O Aventure-se realizou a cobertura online da corrida de aventura Reebok Swatch Ecomotion Circuit, na região de Parati (RJ), com o apoio de uma Toyota SW4 3.0 Turbo Diesel, modelo 2001

Entre os dias 20 e 21 de janeiro, o utilitário esportivo da Toyota, importado do Japão, foi avaliado enquanto acompanhava 38 equipes que disputaram a prova por mais de 100 quilômetros alternando modalidades como mountain bike, trekking, natação com prancha, trekking e costeira (caminhada por encostas litorâneas) sem pausa na cronometragem.

Entre os difíceis caminhos em meio a matas tropicais, rios e trilhas no litoral da cidade histórica de Parati, o Toyota SW4 mostrou como cumpre suas propostas como veículo utilitário esportivo.

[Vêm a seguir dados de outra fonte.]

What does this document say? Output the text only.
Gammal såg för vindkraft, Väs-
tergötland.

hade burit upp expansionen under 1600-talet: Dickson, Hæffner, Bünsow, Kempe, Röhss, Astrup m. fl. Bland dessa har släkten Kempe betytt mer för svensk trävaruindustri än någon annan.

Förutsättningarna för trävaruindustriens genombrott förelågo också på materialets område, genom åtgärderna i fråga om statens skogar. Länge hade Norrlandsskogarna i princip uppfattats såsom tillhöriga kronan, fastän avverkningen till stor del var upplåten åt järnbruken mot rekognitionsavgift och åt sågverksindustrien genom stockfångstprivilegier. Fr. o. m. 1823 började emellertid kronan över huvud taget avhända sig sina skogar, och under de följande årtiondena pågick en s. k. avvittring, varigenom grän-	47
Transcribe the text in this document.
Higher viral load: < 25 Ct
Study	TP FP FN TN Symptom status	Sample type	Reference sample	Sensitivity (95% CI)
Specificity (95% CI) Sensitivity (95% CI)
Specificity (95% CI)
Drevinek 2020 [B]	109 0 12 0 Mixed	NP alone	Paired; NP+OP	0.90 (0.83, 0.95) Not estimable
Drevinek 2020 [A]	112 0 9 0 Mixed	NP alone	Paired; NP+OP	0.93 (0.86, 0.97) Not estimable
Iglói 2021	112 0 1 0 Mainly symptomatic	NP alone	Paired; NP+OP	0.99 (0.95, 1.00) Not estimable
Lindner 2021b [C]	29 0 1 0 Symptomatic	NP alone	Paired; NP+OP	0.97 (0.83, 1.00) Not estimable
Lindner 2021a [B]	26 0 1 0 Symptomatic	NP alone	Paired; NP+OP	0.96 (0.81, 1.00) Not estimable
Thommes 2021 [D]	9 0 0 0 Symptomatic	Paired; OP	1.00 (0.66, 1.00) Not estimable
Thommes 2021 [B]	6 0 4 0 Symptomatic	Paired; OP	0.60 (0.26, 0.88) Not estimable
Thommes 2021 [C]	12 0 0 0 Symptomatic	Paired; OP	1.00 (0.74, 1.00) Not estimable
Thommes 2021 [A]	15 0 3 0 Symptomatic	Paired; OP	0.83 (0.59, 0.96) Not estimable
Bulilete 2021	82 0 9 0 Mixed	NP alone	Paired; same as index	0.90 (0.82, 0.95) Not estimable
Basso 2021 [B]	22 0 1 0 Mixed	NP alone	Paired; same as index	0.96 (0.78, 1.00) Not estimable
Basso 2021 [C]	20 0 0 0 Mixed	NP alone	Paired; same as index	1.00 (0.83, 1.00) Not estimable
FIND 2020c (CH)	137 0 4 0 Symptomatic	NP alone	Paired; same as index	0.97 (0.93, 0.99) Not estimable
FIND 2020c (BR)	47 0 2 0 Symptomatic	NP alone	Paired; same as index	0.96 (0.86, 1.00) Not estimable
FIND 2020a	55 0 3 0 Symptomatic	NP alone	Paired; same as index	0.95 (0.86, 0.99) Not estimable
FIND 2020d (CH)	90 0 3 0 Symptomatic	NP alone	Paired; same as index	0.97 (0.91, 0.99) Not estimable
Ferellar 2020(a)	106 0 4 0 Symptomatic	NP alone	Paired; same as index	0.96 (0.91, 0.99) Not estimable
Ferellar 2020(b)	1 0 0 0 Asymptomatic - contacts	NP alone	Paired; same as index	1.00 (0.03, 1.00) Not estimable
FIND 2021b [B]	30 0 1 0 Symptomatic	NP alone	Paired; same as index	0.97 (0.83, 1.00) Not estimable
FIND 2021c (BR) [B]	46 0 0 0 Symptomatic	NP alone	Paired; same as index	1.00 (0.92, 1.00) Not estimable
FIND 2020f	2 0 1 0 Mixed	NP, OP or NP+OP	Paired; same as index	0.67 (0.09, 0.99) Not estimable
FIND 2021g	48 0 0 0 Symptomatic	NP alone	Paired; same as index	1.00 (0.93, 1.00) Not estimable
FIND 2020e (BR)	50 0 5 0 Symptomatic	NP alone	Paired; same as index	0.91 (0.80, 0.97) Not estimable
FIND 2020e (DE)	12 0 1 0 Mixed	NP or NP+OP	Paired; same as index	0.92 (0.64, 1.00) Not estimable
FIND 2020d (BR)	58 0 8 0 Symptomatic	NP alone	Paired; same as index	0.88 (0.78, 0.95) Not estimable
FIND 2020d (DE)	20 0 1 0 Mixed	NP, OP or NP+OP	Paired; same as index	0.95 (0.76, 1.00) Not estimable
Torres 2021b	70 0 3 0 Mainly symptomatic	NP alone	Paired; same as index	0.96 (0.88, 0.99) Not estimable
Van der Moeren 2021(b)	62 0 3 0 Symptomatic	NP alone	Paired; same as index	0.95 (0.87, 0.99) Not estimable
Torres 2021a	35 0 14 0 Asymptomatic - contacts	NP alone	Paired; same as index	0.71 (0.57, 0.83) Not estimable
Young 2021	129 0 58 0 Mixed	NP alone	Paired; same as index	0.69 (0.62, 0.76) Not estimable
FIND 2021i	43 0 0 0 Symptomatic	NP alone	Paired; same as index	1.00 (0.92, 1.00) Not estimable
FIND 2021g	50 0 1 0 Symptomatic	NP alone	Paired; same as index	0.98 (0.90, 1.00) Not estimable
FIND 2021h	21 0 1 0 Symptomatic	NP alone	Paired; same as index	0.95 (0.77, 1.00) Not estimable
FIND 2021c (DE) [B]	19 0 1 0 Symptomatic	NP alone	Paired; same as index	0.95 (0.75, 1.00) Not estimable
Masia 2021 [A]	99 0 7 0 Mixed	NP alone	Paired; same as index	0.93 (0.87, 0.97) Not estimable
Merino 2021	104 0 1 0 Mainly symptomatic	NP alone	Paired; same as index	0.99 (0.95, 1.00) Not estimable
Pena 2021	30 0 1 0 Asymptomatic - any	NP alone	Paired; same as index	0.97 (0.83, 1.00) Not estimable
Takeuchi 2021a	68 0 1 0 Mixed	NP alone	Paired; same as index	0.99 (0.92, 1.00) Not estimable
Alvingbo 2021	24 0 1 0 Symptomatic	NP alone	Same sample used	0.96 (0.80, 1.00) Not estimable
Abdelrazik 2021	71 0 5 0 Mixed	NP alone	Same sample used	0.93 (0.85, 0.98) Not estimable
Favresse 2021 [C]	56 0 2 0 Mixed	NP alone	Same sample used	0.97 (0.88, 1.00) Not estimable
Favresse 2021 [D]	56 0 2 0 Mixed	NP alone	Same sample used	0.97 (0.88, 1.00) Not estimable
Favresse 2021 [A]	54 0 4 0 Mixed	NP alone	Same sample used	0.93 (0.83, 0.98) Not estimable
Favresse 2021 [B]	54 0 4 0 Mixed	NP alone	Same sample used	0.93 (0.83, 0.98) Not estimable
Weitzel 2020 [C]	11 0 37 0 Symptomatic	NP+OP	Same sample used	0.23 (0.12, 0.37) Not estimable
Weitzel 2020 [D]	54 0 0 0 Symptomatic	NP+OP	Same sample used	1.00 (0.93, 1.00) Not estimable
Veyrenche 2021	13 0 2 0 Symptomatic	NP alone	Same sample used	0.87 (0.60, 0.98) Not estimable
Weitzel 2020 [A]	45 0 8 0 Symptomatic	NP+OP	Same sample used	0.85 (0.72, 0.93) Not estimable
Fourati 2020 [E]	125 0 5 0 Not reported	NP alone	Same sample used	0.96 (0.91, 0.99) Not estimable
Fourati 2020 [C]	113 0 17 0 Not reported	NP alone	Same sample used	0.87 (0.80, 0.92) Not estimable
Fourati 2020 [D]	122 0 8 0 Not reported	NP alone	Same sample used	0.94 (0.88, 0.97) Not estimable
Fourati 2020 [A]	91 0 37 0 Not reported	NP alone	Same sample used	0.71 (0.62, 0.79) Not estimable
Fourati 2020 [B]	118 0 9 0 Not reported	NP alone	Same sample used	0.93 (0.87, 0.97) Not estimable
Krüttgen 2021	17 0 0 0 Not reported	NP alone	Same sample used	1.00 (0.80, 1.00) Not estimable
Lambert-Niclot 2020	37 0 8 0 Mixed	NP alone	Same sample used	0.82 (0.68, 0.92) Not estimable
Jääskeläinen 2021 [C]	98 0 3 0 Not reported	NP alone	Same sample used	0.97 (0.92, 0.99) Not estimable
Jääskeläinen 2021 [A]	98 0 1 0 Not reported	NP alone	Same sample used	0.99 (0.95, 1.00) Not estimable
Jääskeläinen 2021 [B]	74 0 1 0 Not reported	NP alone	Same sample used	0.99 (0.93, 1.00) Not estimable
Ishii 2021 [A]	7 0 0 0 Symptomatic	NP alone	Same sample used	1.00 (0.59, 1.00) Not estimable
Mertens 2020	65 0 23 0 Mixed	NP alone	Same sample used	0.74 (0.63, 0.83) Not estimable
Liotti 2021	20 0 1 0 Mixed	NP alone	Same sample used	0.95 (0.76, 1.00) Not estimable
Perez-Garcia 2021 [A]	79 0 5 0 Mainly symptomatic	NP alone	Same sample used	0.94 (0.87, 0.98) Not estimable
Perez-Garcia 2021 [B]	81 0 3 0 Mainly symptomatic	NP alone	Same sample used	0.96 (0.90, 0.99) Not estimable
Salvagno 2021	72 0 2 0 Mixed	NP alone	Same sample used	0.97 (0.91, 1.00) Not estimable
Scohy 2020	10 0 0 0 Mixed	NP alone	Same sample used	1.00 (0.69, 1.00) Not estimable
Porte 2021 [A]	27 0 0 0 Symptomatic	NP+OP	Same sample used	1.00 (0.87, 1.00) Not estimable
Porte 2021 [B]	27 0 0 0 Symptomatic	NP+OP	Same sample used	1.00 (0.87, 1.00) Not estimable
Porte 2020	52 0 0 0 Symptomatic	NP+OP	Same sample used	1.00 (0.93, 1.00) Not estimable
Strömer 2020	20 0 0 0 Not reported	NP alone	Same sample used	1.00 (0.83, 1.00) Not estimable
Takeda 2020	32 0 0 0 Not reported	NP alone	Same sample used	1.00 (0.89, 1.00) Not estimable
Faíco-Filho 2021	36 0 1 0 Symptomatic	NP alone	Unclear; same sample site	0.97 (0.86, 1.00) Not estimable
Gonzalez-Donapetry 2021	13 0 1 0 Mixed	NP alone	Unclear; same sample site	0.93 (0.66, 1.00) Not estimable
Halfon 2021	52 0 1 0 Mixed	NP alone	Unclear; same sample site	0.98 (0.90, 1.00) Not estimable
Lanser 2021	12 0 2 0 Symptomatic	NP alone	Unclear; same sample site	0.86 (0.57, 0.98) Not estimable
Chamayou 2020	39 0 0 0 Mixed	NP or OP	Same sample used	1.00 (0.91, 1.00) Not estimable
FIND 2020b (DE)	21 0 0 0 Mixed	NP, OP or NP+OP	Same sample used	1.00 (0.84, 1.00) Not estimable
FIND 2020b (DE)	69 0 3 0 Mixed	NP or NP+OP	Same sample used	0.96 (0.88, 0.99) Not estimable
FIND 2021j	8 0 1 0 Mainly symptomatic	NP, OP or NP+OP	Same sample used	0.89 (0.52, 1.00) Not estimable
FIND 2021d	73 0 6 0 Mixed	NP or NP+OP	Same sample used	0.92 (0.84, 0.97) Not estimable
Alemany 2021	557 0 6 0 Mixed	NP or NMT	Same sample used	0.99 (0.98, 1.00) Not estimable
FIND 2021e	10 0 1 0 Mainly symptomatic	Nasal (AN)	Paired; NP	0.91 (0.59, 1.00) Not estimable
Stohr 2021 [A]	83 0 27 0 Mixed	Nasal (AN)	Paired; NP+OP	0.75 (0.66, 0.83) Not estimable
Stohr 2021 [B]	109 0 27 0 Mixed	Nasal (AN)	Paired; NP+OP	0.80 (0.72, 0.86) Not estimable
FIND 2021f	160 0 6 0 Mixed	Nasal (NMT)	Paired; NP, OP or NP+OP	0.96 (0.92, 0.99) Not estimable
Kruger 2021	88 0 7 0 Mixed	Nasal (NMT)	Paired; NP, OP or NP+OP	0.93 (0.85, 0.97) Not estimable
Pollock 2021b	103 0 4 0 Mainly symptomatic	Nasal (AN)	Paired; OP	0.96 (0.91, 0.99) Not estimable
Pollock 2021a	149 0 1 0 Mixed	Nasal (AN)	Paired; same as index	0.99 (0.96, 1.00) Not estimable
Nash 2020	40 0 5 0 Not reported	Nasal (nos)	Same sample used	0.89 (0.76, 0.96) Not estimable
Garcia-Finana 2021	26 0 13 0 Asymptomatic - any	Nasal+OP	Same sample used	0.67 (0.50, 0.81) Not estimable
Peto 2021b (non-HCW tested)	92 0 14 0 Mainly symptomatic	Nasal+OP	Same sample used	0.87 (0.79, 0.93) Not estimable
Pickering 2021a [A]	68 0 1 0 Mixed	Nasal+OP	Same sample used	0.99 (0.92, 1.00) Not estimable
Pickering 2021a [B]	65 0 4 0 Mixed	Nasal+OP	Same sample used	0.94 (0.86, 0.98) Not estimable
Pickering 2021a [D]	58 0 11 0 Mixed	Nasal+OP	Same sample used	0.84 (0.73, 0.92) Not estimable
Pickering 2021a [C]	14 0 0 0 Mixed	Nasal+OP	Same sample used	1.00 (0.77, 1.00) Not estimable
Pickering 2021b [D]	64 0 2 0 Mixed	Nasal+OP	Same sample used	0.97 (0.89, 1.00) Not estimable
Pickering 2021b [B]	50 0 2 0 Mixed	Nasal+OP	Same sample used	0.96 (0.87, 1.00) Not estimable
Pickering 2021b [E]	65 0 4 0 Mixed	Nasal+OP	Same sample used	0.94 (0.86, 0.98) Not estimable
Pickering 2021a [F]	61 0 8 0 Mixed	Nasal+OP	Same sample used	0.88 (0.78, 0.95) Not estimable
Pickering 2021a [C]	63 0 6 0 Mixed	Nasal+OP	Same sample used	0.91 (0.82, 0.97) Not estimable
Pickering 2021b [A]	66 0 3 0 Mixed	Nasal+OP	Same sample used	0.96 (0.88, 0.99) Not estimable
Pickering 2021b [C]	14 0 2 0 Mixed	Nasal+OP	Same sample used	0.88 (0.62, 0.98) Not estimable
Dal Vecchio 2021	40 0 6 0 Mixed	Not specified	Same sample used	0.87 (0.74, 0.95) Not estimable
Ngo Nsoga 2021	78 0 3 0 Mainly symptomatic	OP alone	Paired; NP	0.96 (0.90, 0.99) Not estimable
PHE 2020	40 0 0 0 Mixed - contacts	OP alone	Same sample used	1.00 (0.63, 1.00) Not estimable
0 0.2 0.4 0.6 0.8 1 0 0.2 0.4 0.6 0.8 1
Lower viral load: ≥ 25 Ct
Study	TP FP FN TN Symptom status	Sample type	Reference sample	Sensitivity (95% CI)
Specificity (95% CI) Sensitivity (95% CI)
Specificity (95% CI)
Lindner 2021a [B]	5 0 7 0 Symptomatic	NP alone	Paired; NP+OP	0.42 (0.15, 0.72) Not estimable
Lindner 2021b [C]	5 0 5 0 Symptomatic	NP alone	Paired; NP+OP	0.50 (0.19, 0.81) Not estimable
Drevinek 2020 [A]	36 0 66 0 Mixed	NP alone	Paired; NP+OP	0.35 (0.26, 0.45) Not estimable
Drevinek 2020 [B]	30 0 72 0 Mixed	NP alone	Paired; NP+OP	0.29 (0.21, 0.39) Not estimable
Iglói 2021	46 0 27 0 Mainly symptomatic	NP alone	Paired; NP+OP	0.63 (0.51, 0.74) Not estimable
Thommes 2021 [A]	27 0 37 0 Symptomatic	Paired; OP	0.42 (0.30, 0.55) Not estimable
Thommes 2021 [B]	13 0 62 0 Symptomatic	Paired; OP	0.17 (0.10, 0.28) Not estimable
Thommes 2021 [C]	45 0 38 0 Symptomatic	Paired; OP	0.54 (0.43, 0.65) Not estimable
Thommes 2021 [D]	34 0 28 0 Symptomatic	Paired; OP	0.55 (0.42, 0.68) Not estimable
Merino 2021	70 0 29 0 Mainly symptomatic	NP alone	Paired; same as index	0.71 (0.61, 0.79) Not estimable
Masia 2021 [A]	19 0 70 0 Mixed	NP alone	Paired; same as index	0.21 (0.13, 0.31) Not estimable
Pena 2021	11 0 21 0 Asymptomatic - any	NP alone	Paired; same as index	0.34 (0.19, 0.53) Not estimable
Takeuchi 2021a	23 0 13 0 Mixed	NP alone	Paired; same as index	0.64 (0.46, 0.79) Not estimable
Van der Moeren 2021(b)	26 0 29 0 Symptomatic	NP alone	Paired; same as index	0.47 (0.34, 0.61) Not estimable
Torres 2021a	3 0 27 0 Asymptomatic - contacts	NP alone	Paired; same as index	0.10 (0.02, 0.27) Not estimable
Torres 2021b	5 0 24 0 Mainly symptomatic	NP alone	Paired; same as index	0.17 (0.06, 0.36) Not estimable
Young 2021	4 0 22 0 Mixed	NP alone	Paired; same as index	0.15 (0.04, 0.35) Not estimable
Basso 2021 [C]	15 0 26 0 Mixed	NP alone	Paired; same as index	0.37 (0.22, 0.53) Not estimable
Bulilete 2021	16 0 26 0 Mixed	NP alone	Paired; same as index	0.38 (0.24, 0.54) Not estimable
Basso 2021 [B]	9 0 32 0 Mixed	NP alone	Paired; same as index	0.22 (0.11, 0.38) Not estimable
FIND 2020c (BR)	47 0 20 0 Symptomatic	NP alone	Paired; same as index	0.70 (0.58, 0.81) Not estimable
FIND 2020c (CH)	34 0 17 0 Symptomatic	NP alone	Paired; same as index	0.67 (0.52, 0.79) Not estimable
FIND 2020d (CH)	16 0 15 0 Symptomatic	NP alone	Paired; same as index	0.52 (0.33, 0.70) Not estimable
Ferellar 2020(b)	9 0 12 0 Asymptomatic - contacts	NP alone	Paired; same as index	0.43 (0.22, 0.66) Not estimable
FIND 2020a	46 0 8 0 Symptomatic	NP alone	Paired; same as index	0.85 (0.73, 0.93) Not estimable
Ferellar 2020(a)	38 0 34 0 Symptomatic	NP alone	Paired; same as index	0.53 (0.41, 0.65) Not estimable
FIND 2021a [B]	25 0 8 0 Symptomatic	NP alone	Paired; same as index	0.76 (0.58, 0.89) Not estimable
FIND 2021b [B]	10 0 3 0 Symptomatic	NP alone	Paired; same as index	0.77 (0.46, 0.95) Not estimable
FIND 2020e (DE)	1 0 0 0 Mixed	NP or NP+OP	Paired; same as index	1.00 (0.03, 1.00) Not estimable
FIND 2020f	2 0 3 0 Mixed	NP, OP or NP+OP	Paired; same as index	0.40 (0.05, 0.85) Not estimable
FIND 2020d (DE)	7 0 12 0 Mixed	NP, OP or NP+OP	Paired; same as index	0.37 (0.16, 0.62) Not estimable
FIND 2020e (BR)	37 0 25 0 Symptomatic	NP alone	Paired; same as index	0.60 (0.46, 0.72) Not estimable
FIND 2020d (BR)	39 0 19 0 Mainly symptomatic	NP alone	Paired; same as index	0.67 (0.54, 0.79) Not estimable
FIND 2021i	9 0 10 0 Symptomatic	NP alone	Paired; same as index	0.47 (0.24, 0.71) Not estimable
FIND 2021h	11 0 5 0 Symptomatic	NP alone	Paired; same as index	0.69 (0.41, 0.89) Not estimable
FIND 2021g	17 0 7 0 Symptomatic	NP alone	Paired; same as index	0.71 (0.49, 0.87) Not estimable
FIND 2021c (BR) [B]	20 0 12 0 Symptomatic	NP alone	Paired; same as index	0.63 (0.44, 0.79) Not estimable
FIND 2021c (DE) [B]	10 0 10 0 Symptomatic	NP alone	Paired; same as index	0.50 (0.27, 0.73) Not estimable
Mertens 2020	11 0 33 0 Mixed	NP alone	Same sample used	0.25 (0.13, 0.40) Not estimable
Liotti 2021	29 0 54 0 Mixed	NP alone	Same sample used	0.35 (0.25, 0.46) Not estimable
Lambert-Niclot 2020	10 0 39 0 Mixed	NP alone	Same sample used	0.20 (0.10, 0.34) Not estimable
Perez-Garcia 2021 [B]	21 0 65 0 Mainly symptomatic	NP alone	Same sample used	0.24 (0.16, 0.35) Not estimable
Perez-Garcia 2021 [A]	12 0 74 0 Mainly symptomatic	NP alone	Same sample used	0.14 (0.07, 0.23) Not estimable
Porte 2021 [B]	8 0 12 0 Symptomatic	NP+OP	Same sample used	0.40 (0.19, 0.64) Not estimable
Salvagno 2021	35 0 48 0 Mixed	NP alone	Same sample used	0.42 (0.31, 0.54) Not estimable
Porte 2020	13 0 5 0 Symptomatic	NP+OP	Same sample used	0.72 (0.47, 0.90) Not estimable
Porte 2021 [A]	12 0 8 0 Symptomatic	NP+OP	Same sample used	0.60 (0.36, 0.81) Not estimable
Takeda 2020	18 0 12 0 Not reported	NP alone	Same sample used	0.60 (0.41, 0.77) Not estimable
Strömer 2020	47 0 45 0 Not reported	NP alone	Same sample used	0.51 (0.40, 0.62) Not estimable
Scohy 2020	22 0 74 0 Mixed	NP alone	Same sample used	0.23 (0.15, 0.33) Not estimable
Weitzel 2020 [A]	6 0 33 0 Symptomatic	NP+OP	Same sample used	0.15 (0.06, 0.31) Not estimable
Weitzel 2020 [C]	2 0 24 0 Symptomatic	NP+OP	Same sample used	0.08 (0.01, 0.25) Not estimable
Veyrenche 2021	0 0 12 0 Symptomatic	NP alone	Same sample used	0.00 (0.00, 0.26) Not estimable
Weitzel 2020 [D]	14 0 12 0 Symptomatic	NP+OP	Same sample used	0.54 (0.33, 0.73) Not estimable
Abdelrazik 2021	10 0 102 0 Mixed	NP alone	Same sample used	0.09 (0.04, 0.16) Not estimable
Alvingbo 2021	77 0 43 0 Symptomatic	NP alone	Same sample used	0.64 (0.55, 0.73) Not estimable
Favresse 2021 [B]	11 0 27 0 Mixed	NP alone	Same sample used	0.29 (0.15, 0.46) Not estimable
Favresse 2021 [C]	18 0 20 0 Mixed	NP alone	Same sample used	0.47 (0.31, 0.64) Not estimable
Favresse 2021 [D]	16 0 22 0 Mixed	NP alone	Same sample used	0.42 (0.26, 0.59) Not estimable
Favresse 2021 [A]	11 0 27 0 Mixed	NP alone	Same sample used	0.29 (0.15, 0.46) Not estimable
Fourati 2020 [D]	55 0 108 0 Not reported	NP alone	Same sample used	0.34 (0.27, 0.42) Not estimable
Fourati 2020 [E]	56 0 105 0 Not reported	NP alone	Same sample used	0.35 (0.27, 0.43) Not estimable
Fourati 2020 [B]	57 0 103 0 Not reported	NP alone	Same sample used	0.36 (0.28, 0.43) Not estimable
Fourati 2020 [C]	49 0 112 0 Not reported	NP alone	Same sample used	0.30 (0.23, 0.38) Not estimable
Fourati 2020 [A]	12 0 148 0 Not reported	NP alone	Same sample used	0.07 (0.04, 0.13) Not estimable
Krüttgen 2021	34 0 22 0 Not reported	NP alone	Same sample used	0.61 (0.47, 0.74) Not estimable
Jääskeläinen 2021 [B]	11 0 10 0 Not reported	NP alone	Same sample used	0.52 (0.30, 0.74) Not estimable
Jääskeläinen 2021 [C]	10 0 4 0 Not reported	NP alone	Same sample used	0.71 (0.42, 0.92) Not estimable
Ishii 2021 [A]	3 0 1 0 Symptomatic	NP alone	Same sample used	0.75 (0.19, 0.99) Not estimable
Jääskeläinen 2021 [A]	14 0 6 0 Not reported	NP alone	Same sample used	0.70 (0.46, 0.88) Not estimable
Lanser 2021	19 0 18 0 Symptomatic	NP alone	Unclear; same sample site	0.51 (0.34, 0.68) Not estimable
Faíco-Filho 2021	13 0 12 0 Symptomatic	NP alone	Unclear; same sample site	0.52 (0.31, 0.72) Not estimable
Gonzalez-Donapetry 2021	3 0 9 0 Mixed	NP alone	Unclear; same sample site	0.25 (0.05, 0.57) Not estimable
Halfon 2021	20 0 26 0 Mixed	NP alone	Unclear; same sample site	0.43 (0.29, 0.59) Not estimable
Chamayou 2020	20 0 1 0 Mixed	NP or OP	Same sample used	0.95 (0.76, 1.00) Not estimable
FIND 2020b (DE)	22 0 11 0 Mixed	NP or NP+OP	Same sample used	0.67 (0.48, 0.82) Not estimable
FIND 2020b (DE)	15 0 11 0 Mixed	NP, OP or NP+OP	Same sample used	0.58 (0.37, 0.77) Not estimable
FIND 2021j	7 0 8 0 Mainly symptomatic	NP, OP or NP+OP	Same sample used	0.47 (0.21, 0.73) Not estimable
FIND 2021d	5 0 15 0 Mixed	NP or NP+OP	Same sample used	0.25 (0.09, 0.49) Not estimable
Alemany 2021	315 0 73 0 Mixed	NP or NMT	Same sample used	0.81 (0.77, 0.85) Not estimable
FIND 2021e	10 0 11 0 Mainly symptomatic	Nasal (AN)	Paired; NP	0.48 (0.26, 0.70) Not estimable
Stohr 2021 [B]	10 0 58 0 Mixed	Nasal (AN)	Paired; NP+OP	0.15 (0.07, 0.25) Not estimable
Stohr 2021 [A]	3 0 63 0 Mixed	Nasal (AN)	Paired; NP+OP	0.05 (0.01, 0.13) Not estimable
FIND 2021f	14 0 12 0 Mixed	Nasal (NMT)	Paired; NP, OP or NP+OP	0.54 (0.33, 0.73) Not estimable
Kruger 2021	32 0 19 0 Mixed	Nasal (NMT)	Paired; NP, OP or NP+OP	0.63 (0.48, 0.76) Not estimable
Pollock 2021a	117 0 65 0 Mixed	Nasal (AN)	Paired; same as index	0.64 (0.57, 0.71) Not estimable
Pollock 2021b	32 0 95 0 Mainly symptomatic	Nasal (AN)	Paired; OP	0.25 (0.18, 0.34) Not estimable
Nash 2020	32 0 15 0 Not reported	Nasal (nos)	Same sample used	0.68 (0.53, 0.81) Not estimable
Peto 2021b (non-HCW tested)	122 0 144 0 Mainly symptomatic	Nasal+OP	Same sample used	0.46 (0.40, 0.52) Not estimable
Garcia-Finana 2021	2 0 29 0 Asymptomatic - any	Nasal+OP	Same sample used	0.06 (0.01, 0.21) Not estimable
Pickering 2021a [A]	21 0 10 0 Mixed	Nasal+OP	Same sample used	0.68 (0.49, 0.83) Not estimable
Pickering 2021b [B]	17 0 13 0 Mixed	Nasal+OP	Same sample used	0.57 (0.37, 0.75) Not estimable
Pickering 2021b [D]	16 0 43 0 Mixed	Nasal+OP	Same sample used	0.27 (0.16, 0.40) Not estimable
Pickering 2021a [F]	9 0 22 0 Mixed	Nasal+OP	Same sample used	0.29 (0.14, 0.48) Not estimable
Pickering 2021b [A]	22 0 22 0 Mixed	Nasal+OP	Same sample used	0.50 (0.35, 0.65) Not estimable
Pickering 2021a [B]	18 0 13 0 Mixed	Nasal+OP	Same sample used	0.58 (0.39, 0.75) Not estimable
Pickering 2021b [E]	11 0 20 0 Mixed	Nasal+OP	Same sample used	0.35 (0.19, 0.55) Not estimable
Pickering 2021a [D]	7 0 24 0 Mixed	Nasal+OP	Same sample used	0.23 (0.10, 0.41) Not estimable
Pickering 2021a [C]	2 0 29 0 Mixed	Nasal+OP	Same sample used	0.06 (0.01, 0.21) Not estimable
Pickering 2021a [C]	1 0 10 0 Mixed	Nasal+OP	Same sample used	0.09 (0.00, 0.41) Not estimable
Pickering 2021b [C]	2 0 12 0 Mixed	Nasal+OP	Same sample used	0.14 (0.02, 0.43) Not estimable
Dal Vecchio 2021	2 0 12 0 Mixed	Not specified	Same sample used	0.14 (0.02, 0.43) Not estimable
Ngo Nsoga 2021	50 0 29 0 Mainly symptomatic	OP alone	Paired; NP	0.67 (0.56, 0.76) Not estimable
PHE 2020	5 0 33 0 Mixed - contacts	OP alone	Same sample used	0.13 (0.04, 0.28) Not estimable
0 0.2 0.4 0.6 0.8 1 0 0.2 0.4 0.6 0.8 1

Com poucas mudanças externas, as novidades do modelo 2001 ficam por conta dos aprimoramentos técnicos, como o controle eletrônico de alimentação (EFI) e o acelerador eletrônico (sistema "fly by wire" da F1), que elimina a ligação mecânica entre o pedal e a bomba injetora, caso deste modelo turbo diesel.

Mais bonito por dentro e por fora

Por fora as novidades são as molduras dos pára-lamas, na mesma cor do veículo, agora mais largas, as novas rodas, estribos, grade dianteira e lanternas traseiras (lentes tipo cristal). No interior do carro o ar-condicionado passou a ser automático e digital, cada pára-sol ganhou iluminação individual para o usuário e o tecido de forração dos bancos e laterais das portas ficou mais sofisticado.

Há ainda direção hidráulica, luzes de leitura dianteiras, trio elétrico, roda livre automática, rádio AM/FM CD player com 4 auto falantes e antena elétrica, relógio digital e surpresas como o exclusivo acionamento elétrico do vidro traseiro da quinta porta, ideal para guardar as compras em um estacionamento apertado.

Quem já viajou em dias bem quentes desejando dispensar o ar-condicionado sabe das vantagens de permitir uma ligeira abertura nessa janela traseira e forçar a circulação de ar frio. Além de transportar aquele grande cachorro de estimação ou administrar as crianças e seus "acessórios" mesmo em viagens curtas.